她有一个小书箱,收着她从小学到中学的作文、写的第一首诗、和小姐妹出去玩的游记,还有每年的岁末总结。

很快她结了婚,生活“像秋日的暖阳照在身上一样”。意外在2000年来临,丈夫查出肝癌,半年后去世,只给她留下5000元外债。那年,她30岁。

雪上加霜,尹晓炜自己也下岗了,同东北下岗大潮里千千万万的女人们一样。

怎么活下去?尹晓炜先去大庆一家私立幼儿园打工。一年后,幼儿园效益不好倒闭,她再辗转去了江苏。

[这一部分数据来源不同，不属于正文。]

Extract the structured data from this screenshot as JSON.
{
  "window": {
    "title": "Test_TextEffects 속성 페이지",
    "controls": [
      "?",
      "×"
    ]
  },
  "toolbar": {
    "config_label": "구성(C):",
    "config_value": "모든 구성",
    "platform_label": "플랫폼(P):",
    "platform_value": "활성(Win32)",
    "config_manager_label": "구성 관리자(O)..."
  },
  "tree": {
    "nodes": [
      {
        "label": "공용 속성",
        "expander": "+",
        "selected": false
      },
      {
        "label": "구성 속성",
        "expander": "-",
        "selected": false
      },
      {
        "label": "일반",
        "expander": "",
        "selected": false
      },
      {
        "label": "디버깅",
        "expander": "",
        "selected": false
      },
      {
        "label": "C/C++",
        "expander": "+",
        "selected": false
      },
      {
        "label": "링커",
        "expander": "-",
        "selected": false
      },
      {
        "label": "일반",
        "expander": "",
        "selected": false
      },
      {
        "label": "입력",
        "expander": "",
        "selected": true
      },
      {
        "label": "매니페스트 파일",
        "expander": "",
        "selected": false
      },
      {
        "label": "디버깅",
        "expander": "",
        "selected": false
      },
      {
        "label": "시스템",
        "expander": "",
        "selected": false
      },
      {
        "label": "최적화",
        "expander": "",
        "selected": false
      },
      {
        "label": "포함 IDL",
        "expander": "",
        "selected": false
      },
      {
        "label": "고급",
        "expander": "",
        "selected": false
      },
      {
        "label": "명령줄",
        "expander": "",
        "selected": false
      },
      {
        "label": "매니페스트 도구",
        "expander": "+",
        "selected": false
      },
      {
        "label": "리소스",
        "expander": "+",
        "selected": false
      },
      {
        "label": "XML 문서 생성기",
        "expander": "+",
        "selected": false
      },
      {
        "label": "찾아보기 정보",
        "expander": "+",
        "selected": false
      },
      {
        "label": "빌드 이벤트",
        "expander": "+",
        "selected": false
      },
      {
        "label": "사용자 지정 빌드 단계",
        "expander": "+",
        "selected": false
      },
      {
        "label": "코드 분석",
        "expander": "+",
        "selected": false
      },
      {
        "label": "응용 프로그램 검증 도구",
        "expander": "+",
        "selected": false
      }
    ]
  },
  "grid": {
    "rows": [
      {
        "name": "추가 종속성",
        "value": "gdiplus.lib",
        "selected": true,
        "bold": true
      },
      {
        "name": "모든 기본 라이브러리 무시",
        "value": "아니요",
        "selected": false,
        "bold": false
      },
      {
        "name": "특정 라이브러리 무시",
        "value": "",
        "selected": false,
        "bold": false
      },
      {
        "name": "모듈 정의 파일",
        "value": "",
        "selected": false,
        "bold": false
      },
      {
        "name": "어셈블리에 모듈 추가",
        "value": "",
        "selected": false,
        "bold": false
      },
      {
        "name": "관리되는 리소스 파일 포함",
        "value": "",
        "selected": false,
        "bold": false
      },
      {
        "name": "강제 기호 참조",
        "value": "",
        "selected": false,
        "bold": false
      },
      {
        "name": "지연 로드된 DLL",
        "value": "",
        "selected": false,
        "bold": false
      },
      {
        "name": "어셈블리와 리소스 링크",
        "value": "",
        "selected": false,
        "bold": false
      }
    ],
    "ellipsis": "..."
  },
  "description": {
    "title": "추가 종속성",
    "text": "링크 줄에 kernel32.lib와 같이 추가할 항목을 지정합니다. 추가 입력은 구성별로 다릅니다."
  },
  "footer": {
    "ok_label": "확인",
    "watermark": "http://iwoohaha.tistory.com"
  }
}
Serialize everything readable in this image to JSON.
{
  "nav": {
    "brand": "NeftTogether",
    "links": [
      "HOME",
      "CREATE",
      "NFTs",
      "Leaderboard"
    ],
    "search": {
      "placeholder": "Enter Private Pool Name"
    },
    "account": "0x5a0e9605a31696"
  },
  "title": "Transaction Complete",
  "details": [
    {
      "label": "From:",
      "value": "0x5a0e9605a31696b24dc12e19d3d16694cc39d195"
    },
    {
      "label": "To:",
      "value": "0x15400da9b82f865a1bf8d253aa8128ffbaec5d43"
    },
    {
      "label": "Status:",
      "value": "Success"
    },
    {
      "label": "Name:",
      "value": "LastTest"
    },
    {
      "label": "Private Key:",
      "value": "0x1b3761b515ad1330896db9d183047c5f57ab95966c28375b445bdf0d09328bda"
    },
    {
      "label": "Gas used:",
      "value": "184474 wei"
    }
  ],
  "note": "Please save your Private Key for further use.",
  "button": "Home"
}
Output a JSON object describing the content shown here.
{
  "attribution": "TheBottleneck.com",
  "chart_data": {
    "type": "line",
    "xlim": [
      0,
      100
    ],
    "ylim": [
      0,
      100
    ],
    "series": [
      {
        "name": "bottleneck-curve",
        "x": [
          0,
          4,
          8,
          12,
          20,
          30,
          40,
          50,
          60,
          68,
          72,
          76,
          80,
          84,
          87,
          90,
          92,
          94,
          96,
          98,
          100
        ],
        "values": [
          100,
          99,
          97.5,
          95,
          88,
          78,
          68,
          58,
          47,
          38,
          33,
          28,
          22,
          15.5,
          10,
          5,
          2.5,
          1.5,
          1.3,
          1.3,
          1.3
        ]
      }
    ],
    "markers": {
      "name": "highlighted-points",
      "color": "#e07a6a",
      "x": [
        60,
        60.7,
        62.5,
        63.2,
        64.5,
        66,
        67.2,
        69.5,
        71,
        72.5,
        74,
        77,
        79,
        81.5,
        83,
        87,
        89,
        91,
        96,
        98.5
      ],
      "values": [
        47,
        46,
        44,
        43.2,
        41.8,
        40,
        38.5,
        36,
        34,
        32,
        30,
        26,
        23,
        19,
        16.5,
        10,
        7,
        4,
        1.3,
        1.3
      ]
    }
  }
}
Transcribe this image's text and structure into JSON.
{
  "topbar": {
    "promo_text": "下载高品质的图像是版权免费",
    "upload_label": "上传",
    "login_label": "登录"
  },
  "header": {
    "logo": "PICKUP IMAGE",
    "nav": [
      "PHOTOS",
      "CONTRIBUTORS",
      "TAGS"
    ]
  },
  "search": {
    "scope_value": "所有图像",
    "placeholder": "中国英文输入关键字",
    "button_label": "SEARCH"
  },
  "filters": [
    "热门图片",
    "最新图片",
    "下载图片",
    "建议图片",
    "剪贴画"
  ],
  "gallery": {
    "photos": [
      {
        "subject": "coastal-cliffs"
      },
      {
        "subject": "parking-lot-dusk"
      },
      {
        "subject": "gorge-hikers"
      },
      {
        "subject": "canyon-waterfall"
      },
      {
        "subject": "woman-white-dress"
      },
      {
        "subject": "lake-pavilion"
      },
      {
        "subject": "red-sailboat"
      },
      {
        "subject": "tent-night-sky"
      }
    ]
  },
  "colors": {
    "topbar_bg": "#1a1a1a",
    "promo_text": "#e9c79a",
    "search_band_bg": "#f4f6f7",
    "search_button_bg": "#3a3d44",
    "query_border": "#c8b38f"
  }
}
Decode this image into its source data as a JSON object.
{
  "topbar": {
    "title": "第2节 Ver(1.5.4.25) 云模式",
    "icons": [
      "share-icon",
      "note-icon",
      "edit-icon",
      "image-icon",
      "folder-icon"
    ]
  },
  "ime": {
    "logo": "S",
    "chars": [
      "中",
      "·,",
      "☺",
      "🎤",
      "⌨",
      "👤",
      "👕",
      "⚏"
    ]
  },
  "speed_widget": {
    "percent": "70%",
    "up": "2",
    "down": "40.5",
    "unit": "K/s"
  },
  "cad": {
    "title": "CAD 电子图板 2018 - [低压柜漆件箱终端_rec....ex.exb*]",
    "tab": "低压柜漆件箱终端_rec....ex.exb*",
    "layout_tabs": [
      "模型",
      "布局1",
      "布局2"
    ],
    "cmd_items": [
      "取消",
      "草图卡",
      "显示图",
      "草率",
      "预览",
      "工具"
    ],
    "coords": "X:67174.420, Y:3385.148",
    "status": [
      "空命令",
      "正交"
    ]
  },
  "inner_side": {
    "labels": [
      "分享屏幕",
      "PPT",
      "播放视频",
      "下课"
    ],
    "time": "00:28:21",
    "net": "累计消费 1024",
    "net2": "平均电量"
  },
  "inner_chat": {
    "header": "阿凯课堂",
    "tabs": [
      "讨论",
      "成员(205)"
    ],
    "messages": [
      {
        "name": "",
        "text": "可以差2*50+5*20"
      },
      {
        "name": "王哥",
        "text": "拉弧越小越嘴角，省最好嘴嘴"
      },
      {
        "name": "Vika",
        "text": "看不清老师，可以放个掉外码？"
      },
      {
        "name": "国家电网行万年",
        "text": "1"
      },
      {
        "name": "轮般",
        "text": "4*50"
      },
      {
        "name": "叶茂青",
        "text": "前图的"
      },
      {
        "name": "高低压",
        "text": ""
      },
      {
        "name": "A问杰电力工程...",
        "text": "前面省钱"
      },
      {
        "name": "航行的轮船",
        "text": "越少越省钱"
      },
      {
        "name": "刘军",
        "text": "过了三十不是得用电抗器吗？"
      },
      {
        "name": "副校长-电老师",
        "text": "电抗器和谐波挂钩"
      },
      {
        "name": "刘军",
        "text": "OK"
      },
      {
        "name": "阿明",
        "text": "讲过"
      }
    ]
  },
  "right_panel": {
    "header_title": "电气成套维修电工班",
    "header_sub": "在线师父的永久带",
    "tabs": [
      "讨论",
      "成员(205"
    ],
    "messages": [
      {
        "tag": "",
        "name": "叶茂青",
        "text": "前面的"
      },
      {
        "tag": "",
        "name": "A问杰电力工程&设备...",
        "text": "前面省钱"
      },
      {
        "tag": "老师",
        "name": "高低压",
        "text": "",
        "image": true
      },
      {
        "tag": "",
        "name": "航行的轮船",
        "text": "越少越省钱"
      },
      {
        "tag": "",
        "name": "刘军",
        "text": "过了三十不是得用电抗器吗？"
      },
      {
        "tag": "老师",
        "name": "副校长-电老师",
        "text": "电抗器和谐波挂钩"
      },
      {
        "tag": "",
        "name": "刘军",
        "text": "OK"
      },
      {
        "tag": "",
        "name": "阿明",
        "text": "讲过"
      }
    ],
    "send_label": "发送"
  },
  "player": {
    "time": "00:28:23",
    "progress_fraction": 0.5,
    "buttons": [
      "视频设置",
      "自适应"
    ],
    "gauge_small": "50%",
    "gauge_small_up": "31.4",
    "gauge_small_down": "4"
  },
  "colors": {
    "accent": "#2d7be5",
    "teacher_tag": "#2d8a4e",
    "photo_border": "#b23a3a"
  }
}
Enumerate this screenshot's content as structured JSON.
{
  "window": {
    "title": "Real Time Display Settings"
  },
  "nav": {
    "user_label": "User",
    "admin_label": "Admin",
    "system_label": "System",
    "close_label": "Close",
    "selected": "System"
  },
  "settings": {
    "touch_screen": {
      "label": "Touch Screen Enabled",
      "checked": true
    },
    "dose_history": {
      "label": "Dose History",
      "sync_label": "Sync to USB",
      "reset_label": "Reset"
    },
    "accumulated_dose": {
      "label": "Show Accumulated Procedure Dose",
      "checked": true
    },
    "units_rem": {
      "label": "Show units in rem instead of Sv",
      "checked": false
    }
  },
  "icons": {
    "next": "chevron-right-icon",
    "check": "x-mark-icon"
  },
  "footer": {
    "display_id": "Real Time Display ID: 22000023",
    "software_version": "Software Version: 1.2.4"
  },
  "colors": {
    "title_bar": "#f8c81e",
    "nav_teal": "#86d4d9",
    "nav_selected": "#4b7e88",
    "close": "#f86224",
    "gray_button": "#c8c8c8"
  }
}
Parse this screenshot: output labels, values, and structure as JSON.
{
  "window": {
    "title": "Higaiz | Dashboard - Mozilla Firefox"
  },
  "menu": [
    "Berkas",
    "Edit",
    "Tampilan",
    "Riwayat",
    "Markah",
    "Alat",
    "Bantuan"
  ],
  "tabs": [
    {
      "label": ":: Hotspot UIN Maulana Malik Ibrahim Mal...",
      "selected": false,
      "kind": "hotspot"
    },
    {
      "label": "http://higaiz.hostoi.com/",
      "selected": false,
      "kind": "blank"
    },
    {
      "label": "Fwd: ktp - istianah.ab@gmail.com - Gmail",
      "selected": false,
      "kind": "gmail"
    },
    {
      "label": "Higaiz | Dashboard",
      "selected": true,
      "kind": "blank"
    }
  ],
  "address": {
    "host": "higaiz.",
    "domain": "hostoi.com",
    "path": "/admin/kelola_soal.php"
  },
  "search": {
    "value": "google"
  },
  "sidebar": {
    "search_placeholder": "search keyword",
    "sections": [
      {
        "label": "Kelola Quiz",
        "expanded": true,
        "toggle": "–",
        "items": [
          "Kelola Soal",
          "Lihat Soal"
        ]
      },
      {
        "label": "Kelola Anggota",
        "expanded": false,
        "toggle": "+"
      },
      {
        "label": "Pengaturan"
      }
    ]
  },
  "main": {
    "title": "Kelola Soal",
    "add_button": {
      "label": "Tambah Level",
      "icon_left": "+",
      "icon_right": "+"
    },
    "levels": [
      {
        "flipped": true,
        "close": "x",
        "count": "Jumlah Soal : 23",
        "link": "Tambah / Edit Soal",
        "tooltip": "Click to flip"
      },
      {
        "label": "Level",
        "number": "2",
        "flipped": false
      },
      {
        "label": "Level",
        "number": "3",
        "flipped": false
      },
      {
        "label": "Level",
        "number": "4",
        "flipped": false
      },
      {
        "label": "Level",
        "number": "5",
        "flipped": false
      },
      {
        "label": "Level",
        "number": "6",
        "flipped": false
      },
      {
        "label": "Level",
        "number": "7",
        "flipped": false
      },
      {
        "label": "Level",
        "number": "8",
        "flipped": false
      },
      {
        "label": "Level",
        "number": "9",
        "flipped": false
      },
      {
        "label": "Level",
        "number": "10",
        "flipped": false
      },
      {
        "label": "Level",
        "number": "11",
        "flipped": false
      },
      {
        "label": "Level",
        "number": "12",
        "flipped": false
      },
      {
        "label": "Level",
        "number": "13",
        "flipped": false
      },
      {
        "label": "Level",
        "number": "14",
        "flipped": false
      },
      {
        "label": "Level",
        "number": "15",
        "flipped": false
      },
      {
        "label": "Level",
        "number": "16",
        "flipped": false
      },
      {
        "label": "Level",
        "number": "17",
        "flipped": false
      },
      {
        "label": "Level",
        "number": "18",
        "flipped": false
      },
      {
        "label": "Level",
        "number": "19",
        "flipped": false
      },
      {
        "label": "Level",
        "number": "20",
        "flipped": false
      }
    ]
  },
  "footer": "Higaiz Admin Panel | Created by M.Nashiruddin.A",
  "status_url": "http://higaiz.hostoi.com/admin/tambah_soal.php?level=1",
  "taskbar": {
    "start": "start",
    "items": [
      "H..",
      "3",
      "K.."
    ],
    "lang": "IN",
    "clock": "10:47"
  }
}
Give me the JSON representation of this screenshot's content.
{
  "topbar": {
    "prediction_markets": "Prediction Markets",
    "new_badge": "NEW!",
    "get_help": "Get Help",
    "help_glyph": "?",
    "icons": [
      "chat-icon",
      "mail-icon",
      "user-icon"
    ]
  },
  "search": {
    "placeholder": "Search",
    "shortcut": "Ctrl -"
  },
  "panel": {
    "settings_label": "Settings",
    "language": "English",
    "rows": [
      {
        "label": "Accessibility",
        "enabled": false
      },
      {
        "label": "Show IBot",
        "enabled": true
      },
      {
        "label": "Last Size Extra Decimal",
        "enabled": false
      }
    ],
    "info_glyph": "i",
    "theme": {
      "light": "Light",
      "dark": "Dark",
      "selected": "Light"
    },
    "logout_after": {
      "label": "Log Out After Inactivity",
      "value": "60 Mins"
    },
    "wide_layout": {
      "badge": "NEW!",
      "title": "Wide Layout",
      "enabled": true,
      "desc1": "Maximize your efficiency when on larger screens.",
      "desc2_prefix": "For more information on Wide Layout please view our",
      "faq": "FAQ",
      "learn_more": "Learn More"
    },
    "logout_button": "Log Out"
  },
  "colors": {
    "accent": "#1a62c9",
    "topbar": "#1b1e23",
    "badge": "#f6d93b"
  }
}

在远房亲戚家打过工,进过工厂,当过租书店的店员,还给私人客运公司跑过车,跟着两部依维柯和金龙,跑无锡、南京东华门,负责卖票。

那是她人生里最低谷的三年,无依无靠,还经历过三次车祸和一次煤气中毒。

最难的时候找不到工作,她去找在饭店打工的小姐妹。小姐妹小心翼翼地问领班:可以让我姐姐在这吃顿饭吗?

看到领班瞥来的蔑视眼神,尹晓炜慌忙找了个理由离开。她心里难过,“我原本也是个塔吊司机,怎么混到这地步,连饭都吃不上了??”

大约就在那时候,她重新拿起了笔。在鸡舍改造的出租屋里,写作对她是最无用的事,但她感觉,不管写点什么,都像是对自己的慰藉。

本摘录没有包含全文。